Since this constant readiness of the LF receiving circuit leads to energy consumption and thus to the discharge of the battery of the identification transmitter, has been in the pending patent application DE 10 2010 036 787.7 of 2 August 2010 (not yet published) proposed that the LF receive circuits not constantly be turned on, but only briefly activate at predetermined intervals.

Despite this proposed measure, however, energy is still consumed by the LF receiving circuits even when the identification transmitter is completely unused, for example, was stored for hours or days to weeks of the user of the motor vehicle at any location, such as in a desk or a desk parked briefcase.

The invention has for its object to reduce the energy consumption of the portable Identification transmitter in such times in which the identification transmitter is not used to further reduce.

This object is achieved according to the invention by a portable identification transmitter for a passive access system of a motor vehicle having the features of claim 1. Furthermore, this object is achieved by a method having the features of claim 7.

The portable identification transmitter for a passive entry system of a motor vehicle has in a housing a supply battery, a microcontroller controlled by the microcontroller RF transmission and reception circuits for communication with a motor vehicle-side control unit, coupled to the microcontroller LF receiving circuit for receiving in the LF Frequency range sent LF alarms and to output a wake-up signal to the microcontroller and a passive position or motion sensor. The microcontroller is operable in a normal operating mode and in an energy saving sleep mode. At least one output signal of the microcontroller controls the power consumption of the LF receiving circuit by turning off or on the power supply of the LF receiving circuit or a part of this circuit. In this case, for example, the at least one output signal of the microcontroller can either control a switch which couples the LF reception circuit to the supply battery or can itself directly serve the voltage supply. When detecting a position change or movement of the identification transmitter, the passive position or motion sensor applies a sensor signal to the microcontroller. The microcontroller is configured so that application of the sensor signal causes the microcontroller in the power-saving sleep mode to enter the normal operating mode and to output an output signal controlling the power supply of the LF receiver circuit such that the LF receiver circuit is activated and applying the wake-up signal causes the microcontroller to activate the RF transmit and receive circuits and begin communication with the on-board controller.

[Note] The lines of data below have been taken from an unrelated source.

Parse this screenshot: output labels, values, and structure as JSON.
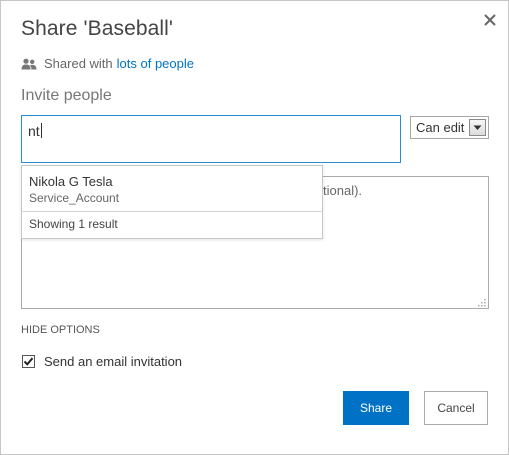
{
  "dialog": {
    "title": "Share 'Baseball'",
    "close_icon": "close-icon"
  },
  "shared": {
    "icon": "people-icon",
    "prefix": "Shared with",
    "link": "lots of people"
  },
  "invite": {
    "label": "Invite people",
    "input_value": "nt",
    "permission": "Can edit",
    "permission_arrow_icon": "chevron-down-icon"
  },
  "suggestions": {
    "items": [
      {
        "name": "Nikola G Tesla",
        "account": "Service_Account"
      }
    ],
    "footer": "Showing 1 result"
  },
  "message": {
    "visible_placeholder_fragment": "tional)."
  },
  "options": {
    "hide_label": "HIDE OPTIONS",
    "email_checkbox_label": "Send an email invitation",
    "email_checked": true
  },
  "buttons": {
    "share": "Share",
    "cancel": "Cancel"
  },
  "colors": {
    "accent": "#0072c6",
    "input_focus_border": "#2a8dd4"
  }
}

The invention is based on the consideration that a temporary activation of the LF receiving circuit is only required for a certain period of time when the user carrying the identification transmitter approaches the motor vehicle and wishes to open it. In this case, the identification transmitter is usually moved, so that the position or motion sensor is triggered and the microcontroller is set in the normal operating mode. For this purpose, the identification transmitter according to the invention uses a passive position or motion sensor, that is to say a position or motion sensor which itself does not consume any externally supplied electrical energy. Preferably, this is a sensor in which the mechanical movement for closing or opening a contact, via which the supply voltage or ground is applied to an input of the microcontroller, leads. Another basic idea of the invention is that with the aid of such a sensor, an activation is possible if the microcontroller is not completely switched off, but is merely put into an energy-saving sleep mode in which it still responds to input signals to the contact at which Sensor is docked, can respond. In this energy-saving sleep mode, the microcontroller consumes so little energy that this hardly affects the lifetime of the supply battery. Significant features of the energy saving concept according to the invention are thus the maintenance of the operation of a microcontroller in an energy-saving sleep mode, the coupling of a position or motion sensor whose output signal causes the microcontroller to enter the normal operating mode, and the use of a passive position or motion sensor itself no energy consumed.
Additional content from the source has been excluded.